If we search the Hindu Vedic scriptures, this description matches the elder son of Shiva, Lord Kartikeya. In the scriptures, it is so mentioned that the sage Sanat Kumara was born as the son of Shiva and Parvati. Just as Lha Chu is also the mother of Sanat Kumara in the Tibetan tradition, the Ganga is said to be his mother in the Vedic tradition. Hence, it can be concluded that Sanagpa is Sanat Kumara because another name of Sanat Kumara is Sanakpada, and it is a standard practice in the languages spoken in Tibet, Bhutan and eastern parts of India to drop last letter, which makes it Sanakpa.
Choku Gompa
So the Lha Chu river is the river Ganga and the mountain on which Choku Gompa is situated is the palace of her son, Sanagpa (Sanat Kumara/Lord Kartikeya/Murugan). The sage who came and glowed like fire was Sage Angira, as the scriptures describe. Through his tapasya (meditation), he glowed like fire, which is why he is known as Angira (shining like fire). He is said to be one of the “Sapta Rishis.”
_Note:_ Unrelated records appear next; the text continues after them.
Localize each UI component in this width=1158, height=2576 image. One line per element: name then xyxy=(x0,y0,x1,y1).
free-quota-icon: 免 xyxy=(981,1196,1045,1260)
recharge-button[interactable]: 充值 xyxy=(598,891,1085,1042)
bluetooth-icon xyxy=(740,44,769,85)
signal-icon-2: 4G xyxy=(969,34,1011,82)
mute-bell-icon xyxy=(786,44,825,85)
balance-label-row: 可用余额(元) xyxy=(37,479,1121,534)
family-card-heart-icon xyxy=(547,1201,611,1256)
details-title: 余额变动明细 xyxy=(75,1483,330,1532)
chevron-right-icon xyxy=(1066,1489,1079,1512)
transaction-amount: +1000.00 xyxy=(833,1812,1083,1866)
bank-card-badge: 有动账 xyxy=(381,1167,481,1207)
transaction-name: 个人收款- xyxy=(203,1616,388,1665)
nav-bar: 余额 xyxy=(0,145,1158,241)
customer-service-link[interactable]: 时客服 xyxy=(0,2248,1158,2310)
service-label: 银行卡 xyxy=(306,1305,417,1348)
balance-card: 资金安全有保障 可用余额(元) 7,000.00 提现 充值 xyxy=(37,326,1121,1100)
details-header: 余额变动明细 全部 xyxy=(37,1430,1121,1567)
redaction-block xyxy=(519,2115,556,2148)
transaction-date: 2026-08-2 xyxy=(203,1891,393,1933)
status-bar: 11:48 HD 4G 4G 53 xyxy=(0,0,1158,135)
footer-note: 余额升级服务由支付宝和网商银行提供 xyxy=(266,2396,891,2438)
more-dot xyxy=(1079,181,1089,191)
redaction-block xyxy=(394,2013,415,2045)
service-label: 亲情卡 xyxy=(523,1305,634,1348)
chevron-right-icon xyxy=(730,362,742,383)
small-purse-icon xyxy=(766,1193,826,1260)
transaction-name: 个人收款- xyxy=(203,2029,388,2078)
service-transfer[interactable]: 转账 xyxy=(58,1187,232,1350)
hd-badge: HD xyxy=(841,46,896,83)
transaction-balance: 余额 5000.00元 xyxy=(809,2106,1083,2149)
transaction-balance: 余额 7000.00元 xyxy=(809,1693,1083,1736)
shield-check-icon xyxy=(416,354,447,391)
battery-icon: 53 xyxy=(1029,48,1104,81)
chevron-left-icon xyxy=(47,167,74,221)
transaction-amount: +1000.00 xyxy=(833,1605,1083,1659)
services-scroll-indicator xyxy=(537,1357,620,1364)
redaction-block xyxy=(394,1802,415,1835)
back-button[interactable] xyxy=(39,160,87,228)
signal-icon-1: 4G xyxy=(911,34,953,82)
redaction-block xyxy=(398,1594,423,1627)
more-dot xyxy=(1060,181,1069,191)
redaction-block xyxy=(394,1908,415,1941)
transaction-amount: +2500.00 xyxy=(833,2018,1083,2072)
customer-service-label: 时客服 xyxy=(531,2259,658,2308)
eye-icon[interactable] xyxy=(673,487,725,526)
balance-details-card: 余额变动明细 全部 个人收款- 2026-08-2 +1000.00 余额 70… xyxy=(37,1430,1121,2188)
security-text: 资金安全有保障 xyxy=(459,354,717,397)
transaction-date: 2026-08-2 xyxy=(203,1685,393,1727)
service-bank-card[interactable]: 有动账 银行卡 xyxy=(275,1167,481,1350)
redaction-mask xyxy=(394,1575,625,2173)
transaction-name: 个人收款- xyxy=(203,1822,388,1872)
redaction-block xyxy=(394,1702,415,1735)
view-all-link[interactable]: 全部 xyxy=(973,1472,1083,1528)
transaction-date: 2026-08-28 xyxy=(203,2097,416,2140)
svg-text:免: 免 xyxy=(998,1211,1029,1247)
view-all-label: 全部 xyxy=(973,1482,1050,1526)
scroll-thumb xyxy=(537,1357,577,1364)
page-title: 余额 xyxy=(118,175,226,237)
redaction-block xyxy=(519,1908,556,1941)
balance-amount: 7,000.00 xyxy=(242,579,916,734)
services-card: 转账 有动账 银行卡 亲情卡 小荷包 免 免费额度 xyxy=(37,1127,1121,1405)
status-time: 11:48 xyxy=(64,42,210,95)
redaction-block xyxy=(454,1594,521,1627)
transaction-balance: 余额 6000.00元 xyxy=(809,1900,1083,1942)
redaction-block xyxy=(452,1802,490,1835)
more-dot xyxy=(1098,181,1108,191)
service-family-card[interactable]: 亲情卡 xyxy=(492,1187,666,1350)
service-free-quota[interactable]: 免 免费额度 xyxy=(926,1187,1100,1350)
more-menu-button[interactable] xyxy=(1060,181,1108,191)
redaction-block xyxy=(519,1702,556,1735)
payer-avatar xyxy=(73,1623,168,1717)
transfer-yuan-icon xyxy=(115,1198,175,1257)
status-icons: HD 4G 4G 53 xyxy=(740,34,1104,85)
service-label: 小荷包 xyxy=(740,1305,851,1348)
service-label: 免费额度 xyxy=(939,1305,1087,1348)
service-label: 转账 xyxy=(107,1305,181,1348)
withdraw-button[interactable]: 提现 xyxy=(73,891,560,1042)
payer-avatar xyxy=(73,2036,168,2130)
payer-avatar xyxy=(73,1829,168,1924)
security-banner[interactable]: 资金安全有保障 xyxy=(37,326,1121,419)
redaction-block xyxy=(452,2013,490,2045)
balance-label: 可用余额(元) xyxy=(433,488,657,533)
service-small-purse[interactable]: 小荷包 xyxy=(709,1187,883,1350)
Also, as stated earlier, you can see the west face of Kailash opposite to this monastery. While looking at the west face of Kailash, you can see the Rocky Mountains alongside. On one of the mountains, you can see a carved rectangular-shaped door–type structure, which is said to be the portal to Shambhala/Shangri-La / Gyanganj as written in a Russian book by Dr Ernst Muldeshev. The carved door is supposed to open only to people who are completely pure.
West face of Kailash and Portal to Gyanganj
Dirapuk (Tibet)
After travelling for about 5–6 hours, you reach Dirapuk. If the weather is clear , you can catch a beautiful view of the north face of Kailash from the Dirapuk rest house. This is also the place to stay for the night before proceeding the next day. Early morning here, you can catch a glimpse of the rays of sunlight on Kailash which makes it look golden.
Zuthulphuk (Tibet)
The second day being the toughest, you should sleep early to get the maximum rest. The second day trek is about 25 km, and you have to go through Dolma Pass, which is at about an altitude of 18,000 ft and then descend steeply to Zuthulphuk which is at a height of 15,000 ft. On the way, you come across the Gauri Kund where, according to the mythological beliefs, the Goddess Tara/Parvati had meditated for Demchok or the Lord Shiva. You can go down to the Kund to collect water; however, it can take anything between 1 and-2 hours, going and coming. Most of the people generally prefer to ascend Dolma Pass on the pony (except a few tough souls who prefer to walk) but you have to get down and walk during descent. The second-day stop is at Zuthulphuk.The third day is relatively easy with a distance of 14 km, and the exit from the valley can be reached within 3-4 hours.
The path of Circumambulation (Parikrama) of Kailash
At the ending point of the valley, a bus will be waiting to drive you back to Darchen.All in all, we were able to complete our Kailash Manasarovar Yatra in 14 days.